Pour ma part, je reste fidèle à la définition du sauvignon comme grand cépage, un cépage susceptible de se mettre au service de l’expression des terroirs et des millésimes. Si je commence à reconnaître le cépage avant de reconstituer mentalement la matrice des sols, l’équilibre soleil-pluie de l’année, le choix de la meilleure maturité possible du raisin pour leur expression, tout comme des meilleurs principes de pressurage, de vinification et d’élevage pour y parvenir, je désespère de trouver le moindre accord gastronomique.

Voilà pourquoi les expressions ligériennes réussies me semblent infiniment supérieures à celles du Bordelais, avec les exceptions d’usage. Les sommets les plus éloquents viennent du Sancerrois, sur les sols calcaires du cœur de Sancerre et les silex de nombreux coteaux idéalement exposés des communes voisines. Les notes de fleur blanche, la transparence cristalline de la saveur, la longueur que prend le vin après un vieillissement de six à dix ans, la salinité supérieure de la fin de bouche, se retrouvent aussi en plus épicée dans quelques terroirs de Pouilly-sur-Loire, de Menetou-Salon, de Valençay, de Reuilly et Quincy, jusqu’aux confins du Chablisien.

Pour le reste du monde, lors de visites, j’ai repéré des terroirs de qualité au Chili, en Afrique du Sud, dans le Trentin et le Frioul italien, dans certains secteurs du Palatinat allemand, qui n’attendent que des progrès de civilisation et de conscience gastronomique pour que les vins les expriment avec plus de précision et d’éloquence.

 

Notes de dégustation

Par Christina Carranco

 

Corofin, Settlement Vineyard East Slope Pinot Noir, 2016 (Marlborough – Nouvelle Zealand)

Domaine “boutique”  familiale spécialisée dans la production des micros cuvées, dans les meilleurs terroirs d’Omaka Valley dans le  Marlborough. Ce vin se pare d’une robe rubis intense avec un bouquet qui s’ouvre aux senteurs d’airelles, roses fanées, de fines épices en fin de bouche.

 

Redford Dale, Elgin,  Freedom, 2018 ( Stellenbosch- Afrique du Sud)

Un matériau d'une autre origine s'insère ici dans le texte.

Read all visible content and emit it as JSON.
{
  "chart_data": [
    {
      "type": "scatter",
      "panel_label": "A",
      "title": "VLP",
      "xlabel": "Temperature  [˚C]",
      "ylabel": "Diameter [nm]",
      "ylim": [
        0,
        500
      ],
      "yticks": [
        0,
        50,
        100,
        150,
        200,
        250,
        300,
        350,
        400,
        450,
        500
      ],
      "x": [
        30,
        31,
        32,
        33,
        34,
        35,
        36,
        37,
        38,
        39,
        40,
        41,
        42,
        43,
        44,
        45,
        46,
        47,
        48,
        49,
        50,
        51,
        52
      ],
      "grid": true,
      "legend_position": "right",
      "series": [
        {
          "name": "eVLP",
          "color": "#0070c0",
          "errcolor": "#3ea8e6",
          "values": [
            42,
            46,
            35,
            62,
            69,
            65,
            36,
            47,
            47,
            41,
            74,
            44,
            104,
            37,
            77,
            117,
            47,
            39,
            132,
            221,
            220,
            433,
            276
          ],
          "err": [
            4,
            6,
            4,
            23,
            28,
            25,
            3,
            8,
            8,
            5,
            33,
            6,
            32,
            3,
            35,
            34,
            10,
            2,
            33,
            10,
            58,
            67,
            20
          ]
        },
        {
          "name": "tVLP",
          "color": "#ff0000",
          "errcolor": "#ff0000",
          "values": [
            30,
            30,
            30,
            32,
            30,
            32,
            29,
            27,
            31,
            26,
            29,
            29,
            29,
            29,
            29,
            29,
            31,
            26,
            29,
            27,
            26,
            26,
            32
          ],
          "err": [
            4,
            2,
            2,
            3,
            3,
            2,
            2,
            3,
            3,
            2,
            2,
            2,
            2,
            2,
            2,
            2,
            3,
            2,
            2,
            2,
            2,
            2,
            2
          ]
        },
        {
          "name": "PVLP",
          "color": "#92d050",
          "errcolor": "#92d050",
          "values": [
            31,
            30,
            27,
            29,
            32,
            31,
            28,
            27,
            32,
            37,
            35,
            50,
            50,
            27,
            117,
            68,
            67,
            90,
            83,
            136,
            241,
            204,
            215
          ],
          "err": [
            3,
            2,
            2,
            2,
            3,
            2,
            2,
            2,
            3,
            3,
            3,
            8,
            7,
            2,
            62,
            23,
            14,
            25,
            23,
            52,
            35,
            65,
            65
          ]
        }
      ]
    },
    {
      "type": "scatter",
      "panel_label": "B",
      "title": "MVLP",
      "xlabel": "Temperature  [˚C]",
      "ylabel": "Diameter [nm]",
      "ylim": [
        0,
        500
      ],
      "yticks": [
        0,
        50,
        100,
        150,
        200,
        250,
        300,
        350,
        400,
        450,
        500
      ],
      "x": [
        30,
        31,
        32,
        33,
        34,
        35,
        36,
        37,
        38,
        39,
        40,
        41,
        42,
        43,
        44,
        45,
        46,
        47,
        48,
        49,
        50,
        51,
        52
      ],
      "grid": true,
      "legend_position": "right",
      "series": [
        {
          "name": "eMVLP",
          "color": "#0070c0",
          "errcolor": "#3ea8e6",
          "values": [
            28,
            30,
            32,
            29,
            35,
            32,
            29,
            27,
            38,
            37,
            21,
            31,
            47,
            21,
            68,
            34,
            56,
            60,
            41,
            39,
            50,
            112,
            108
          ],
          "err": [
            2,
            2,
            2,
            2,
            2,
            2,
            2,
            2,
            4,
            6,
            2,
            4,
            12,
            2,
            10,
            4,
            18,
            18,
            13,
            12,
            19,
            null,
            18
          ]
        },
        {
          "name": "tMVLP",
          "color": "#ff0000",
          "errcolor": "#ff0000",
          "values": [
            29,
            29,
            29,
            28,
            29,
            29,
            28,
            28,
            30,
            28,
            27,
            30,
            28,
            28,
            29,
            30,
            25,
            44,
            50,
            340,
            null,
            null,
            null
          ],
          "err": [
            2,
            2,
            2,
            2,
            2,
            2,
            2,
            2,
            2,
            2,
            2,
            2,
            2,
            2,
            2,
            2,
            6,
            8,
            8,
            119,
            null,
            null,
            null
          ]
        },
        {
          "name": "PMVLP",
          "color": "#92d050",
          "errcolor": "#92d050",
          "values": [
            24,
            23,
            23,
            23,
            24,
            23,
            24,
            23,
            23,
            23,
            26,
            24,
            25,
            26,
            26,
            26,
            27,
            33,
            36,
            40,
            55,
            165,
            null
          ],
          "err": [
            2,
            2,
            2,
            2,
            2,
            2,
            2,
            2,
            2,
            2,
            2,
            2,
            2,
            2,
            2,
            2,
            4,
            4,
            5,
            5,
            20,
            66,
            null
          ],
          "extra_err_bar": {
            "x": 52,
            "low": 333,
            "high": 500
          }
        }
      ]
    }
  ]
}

Issu d’un des terroirs plus froids d’Afrique du Sud l’Elgin, cette cuvée est bâtie sur la finesse. Au nez des arômes nobles de petits fruits rouges et de violettes, tout ceci accompagne des  légères nuances sous-bois. La bouche est ample accompagnée des tanins soyeux. Finale minérale.

 

Perrot-Minot Morey Saint Denis, Rue de Vergy, 2017 (Bourgogne)

Un 1er cru  mythique dont les parcelles bordent celles du Clos du Tart. Un nez complexe et élégant qui s’exprime sur les framboises et  fruits de bois, bouche concentrée mais soyeuse, tanins effilées et harmonieux. Il a besoin d’au moins 2h d’ouverture avant dégustation. Longueur remarquable.

 

Lucy Margaux, Adelaide Hills, Noir de Fleurette, 2019  (Australia)

Vin naturel et biodynamique  qui appelle le printemps. Ce pinot noir atypique surprend par sa belle couleur rose pale, le bouquet  dévoile des  notes gourmandes de fleur d’oranger, fraises et même une pointe d’agrumes. Le milieu de bouche est croquant et la finale suave et acidulée. A boire jeune et légèrement frais.

 

Champagne Waris et Filles, Blanc de Noirs N/V

Domaine familial de seulement 7 hectares, propose un champagne 100 % pinot noir dont la robe éclate en brillance. Les bulles sont fines et persistantes. Au nez les arômes de coing, brioche et noisette sont séduisants et on les retrouve aussi en bouche. La finale est tonique et persistante.